UTF-8 takes 3 bytes for all of the first block. Only the first 2048 characters fit into 2 bytes, which is mostly European languages.

Freak_NL · on Nov 17, 2020

Outside of embedded software this really isn't that much of a problem any more.

Taking a random Wikipedia page as sample I get 46kB (UTF-8) versus 35kB (Shift-JIS). A random Japanese text from Project Gutenberg is roughly ⅔ of the size of the UTF-8 text in Shift-JIS.

Those are impressive enough numbers, but add just a single photograph to the Wikipedia page and it doesn't matter at all. Text is just pretty efficient, even if you use an encoding that supports every language in the world.

crazygringo · on Nov 17, 2020

First, that's because European languages have small alphabets. It's not like Chinese or Japanese with their many thousands of characters could have fit in those 2,048 spots anyways. So it makes sense to allocate the small common alphabets there.

Second, text is so comparatively tiny relative to photos, video, code, etc. that it really doesn't matter at all anyways.

Third, text is often zipped as well. It's often zipped over HTTP. It's zipped when it sits inside of an EPUB. It's zipped when it sits inside a Word document. You can even configure MySQL to zip text fields in a database. Basically, whenever space is an issue, you can fix it.

So it's hard to see how this is any problem in practice at all, when phones and computers mostly ship with 32 GB of SSD minimum.

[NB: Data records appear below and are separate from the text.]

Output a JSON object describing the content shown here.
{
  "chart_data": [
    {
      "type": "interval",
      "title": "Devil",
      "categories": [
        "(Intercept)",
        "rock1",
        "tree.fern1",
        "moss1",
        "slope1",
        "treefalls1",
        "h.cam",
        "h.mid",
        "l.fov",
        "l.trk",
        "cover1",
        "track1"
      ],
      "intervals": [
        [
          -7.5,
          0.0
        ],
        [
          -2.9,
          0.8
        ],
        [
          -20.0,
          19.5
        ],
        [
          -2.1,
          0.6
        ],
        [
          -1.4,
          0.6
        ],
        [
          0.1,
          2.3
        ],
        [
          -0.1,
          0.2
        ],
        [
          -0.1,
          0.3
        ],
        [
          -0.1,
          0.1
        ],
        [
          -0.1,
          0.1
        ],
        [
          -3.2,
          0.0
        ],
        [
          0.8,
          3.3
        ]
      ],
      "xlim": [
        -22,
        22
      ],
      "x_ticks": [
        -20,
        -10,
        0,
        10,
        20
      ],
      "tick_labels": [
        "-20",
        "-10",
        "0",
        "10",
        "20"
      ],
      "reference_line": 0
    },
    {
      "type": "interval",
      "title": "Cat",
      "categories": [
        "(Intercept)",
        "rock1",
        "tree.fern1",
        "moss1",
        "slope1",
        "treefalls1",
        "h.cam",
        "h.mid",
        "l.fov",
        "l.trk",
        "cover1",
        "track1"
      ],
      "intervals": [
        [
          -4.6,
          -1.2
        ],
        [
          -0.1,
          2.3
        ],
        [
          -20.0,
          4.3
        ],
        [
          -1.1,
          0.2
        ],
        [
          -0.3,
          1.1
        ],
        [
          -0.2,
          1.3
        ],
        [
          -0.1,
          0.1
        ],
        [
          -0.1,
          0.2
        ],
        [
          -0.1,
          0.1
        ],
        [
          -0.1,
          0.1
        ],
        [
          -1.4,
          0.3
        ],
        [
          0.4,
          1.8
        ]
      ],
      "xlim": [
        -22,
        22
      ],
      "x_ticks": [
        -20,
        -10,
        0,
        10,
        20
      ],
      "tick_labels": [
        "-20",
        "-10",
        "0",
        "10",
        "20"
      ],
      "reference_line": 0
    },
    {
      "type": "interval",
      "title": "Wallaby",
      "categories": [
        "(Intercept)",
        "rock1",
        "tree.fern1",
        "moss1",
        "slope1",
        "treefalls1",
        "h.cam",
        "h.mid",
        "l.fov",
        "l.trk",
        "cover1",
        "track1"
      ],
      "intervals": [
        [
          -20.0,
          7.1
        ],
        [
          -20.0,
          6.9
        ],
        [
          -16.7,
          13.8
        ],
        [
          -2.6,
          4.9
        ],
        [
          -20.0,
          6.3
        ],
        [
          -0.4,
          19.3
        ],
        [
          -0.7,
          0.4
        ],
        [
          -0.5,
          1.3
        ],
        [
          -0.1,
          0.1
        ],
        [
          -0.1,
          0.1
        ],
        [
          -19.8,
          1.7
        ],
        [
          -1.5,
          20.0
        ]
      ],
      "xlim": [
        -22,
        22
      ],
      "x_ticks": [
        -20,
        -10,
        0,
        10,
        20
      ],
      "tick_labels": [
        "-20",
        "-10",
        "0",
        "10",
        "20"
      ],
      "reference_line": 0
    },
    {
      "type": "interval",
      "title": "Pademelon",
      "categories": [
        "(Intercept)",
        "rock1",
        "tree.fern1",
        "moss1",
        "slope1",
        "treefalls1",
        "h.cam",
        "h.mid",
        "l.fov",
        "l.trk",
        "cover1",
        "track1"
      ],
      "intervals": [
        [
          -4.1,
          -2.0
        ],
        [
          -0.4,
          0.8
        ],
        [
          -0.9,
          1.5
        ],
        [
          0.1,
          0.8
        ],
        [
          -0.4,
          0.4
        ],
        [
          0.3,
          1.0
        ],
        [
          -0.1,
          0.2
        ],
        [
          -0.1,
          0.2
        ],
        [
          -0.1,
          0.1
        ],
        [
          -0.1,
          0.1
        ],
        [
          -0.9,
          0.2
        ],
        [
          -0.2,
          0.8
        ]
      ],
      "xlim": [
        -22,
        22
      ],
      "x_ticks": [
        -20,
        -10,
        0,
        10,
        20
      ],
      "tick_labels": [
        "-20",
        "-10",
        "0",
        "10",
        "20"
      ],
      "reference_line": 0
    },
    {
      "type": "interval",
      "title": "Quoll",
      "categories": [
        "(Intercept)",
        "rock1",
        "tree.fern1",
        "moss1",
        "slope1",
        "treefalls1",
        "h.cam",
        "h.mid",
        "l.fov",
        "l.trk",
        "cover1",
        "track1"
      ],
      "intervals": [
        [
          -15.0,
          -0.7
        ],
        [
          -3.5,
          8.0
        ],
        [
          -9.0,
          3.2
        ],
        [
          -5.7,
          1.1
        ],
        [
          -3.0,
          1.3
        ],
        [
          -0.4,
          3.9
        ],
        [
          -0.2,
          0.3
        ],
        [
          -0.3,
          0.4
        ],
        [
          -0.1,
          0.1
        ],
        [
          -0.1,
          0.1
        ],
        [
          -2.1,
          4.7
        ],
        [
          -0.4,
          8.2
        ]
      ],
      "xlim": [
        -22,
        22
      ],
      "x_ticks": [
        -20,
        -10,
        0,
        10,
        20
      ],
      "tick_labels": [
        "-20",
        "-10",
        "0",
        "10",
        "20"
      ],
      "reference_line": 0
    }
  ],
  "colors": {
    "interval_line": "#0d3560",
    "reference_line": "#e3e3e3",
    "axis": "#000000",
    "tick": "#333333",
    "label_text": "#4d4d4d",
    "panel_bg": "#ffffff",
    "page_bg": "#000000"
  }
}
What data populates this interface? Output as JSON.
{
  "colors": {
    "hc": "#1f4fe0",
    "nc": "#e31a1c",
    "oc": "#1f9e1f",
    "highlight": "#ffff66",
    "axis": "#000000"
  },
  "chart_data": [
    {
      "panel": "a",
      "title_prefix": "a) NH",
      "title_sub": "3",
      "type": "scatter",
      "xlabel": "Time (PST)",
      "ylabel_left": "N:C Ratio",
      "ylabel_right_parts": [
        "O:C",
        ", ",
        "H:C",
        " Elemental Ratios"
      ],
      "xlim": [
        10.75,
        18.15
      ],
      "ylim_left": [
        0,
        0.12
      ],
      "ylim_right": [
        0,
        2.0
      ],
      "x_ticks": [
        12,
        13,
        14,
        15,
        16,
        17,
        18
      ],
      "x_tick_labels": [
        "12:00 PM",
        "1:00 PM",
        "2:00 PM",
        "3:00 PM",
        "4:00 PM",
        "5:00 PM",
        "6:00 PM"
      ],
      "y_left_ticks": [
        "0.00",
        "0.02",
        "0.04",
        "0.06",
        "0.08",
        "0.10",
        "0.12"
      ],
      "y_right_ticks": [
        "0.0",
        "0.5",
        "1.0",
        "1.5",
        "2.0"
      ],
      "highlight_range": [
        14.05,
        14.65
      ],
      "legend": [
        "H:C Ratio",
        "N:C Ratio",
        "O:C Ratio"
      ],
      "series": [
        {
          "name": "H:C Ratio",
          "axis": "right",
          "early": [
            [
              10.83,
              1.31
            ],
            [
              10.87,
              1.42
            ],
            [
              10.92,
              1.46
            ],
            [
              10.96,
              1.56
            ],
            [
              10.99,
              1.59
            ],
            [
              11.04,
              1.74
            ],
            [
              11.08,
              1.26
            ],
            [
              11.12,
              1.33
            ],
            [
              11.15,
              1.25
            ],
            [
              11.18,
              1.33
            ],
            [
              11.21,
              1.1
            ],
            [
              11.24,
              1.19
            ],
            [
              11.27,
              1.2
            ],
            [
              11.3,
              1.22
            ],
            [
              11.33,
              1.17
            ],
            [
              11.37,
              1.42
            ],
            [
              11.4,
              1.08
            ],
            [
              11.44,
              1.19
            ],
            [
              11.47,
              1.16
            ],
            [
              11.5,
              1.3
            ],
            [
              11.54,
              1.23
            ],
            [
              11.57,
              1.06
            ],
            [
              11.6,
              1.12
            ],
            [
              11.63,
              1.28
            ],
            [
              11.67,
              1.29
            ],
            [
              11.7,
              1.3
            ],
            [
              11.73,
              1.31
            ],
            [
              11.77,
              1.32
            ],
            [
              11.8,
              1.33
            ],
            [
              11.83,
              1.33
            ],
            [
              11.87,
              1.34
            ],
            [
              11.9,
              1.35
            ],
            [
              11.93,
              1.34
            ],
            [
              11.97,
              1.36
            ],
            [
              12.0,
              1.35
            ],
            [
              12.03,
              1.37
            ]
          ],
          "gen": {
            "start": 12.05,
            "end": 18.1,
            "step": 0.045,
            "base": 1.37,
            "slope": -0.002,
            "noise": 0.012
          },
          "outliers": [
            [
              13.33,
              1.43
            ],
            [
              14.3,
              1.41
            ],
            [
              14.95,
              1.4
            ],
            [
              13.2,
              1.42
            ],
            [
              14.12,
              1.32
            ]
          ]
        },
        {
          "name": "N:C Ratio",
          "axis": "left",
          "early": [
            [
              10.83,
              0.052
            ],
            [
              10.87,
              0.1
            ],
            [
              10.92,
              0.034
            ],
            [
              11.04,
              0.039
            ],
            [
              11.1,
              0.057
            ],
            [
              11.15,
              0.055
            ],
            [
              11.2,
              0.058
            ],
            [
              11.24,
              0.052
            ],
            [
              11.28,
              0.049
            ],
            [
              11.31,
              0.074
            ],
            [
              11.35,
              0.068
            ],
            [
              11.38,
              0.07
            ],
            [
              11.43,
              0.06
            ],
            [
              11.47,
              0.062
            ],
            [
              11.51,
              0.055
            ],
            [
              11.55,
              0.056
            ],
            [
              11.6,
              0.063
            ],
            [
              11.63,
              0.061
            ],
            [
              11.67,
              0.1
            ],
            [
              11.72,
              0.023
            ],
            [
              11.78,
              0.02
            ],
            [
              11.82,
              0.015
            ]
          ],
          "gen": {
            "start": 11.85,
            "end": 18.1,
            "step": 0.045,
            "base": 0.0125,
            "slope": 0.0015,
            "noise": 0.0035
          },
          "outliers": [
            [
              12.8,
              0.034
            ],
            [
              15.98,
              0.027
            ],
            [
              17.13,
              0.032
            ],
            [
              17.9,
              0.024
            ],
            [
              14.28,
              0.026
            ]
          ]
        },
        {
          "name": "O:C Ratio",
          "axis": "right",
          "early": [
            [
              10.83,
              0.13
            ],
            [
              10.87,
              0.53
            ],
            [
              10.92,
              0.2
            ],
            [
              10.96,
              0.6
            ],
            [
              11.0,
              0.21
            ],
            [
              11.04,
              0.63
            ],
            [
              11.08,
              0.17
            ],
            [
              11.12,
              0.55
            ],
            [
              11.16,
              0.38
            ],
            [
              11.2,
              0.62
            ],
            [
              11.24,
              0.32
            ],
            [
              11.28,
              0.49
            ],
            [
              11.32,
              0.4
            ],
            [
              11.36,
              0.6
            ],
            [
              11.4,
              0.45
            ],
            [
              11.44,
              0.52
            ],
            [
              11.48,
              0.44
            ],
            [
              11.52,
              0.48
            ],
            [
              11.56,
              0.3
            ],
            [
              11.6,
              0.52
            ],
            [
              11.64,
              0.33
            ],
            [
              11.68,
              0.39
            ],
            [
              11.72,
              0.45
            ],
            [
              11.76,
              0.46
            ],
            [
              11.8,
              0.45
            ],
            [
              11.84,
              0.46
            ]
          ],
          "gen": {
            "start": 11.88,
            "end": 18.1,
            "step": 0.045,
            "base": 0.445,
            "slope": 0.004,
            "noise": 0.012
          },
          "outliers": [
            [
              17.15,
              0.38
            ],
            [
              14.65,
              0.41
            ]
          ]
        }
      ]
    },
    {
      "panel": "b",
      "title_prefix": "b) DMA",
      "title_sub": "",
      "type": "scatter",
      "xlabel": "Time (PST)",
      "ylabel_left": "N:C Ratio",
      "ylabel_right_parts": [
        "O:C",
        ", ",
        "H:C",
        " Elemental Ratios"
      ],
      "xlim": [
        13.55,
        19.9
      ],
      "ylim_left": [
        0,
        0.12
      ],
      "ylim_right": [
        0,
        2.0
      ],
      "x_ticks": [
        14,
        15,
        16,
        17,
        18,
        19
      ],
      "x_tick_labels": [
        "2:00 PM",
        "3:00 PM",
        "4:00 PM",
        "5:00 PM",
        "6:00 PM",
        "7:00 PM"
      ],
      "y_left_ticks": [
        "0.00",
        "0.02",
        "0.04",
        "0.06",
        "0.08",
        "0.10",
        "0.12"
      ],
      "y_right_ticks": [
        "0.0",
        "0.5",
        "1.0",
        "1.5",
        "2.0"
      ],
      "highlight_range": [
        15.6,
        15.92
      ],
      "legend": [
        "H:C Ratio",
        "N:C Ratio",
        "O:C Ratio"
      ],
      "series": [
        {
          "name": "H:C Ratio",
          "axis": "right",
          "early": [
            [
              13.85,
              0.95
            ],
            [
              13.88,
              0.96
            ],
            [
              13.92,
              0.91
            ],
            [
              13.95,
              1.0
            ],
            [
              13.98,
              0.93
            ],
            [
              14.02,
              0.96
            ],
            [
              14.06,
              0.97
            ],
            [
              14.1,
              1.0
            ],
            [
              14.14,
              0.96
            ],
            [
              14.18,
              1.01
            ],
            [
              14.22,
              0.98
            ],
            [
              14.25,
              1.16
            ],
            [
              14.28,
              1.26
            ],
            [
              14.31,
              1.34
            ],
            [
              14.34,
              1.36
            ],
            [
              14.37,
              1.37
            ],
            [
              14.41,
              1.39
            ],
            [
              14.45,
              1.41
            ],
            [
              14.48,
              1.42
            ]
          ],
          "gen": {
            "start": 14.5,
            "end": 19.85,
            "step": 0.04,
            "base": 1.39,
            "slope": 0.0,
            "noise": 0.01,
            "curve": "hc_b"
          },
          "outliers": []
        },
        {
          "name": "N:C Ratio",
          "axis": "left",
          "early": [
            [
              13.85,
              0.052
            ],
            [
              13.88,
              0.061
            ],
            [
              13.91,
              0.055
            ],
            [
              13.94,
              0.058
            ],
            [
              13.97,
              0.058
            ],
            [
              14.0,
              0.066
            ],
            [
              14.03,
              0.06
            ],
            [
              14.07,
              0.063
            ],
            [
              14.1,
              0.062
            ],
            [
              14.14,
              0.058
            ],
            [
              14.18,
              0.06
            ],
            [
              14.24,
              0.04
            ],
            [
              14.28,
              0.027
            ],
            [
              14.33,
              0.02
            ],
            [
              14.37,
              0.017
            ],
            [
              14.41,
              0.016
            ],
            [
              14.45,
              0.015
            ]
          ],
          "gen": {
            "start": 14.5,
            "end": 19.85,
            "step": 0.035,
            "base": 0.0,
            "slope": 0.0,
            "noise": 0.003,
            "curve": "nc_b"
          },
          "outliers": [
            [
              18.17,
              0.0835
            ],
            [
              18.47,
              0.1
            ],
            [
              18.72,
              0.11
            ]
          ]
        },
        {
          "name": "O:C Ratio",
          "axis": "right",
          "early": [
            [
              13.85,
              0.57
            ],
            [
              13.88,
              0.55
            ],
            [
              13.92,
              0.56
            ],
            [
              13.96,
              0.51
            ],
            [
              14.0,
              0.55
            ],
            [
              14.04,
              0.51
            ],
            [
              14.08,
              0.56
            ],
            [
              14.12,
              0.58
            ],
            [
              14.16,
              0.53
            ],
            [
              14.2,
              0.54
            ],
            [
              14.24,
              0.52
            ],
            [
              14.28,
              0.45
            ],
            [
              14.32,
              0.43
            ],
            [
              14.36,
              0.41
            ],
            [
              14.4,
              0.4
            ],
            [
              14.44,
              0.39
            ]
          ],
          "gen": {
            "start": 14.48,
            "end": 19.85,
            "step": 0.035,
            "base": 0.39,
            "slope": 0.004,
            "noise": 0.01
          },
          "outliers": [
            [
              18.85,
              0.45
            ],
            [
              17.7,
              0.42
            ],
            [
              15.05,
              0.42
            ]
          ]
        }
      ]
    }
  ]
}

Dylan16807 · on Nov 18, 2020

The density drops off but it's still good density. It's not a problem. And the amount of CPU you need to do the bit shifts is negligible.

Shift JIS requires you to track extra context when you're actively using the text. That's going to take extra space. I bet that in most of the situations where shift JIS meaningfully wins out, you could get more benefit by using a combination of UTF-8 and Zstd.